Patient demographics, including age, gender, type of insurance (commercial or Medicare Advantage), and geographic region of health plan (Northeast, Midwest, South, and West) were assessed on the index date. Baseline stroke risk was measured using the CHADS2 score.36 A summary score derived from the Elixhauser Comorbidity Index (ECI)37,38 was used to assess patients’ overall baseline comorbidity burden. Other comorbidities common in NVAF patients identified during baseline included: stroke and/or transient ischemic attack (stroke/TIA), diabetes, dyslipidemia, hypertension, heart failure, and acute myocardial infarction. Baseline utilization of warfarin, heart rate and heart rhythm control medications, and antihypertensives was captured, and total out-of-pocket (OOP) prescription drug cost was calculated during the 1-year baseline period.
Descriptive statistics were calculated for all study variables. Cohort comparisons were performed using t test for continuous variables and x2 test for categorical variables. Persistence with once-daily and twice-daily frequencies was analyzed using Kaplan-Meier curves and the log-rank test.
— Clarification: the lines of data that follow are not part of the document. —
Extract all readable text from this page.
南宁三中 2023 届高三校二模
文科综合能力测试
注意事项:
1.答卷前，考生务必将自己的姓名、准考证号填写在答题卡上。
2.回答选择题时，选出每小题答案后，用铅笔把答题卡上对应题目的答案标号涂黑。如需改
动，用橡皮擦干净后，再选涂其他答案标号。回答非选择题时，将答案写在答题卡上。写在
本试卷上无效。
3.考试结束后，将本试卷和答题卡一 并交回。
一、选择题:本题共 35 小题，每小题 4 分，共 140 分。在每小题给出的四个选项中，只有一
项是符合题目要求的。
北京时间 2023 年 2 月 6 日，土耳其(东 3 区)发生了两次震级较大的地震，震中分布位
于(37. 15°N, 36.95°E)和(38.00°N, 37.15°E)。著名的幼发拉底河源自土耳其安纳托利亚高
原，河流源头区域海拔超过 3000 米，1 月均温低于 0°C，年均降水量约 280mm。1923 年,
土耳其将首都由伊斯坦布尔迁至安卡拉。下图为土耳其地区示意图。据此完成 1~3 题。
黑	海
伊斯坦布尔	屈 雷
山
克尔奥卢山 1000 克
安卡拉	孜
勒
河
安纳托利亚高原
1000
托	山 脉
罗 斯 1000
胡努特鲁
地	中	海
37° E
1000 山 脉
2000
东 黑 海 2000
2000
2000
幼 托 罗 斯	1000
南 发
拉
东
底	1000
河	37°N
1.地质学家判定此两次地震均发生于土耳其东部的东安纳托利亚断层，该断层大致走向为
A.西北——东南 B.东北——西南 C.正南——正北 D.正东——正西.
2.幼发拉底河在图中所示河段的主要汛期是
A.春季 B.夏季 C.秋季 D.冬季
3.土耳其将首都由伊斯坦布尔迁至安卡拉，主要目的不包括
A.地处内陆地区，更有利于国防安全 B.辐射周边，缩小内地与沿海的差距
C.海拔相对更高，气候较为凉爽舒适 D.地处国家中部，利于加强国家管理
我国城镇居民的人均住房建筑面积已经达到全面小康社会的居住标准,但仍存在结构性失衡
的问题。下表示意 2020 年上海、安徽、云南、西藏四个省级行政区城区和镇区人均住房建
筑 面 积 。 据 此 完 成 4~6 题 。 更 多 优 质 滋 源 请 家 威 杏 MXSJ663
The likelihood of PDC 80% or greater with once-daily and twice-daily frequencies was estimated using logistic regression models for the metoprolol and carvedilol samples separately. Persistence with once-daily and twicedaily frequencies was compared using Cox proportional hazards models. Covariates included in the regression models included patient demographics, type of health insurance, geographic region of the health plan, baseline Elixhauser Comorbidity Index score, prior stroke/TIA, baseline use of study medication, warfarin, heart rate and heart rhythm control medications, the number of baseline antihypertensive medication classes, and OOP prescription drug cost for all baseline medications.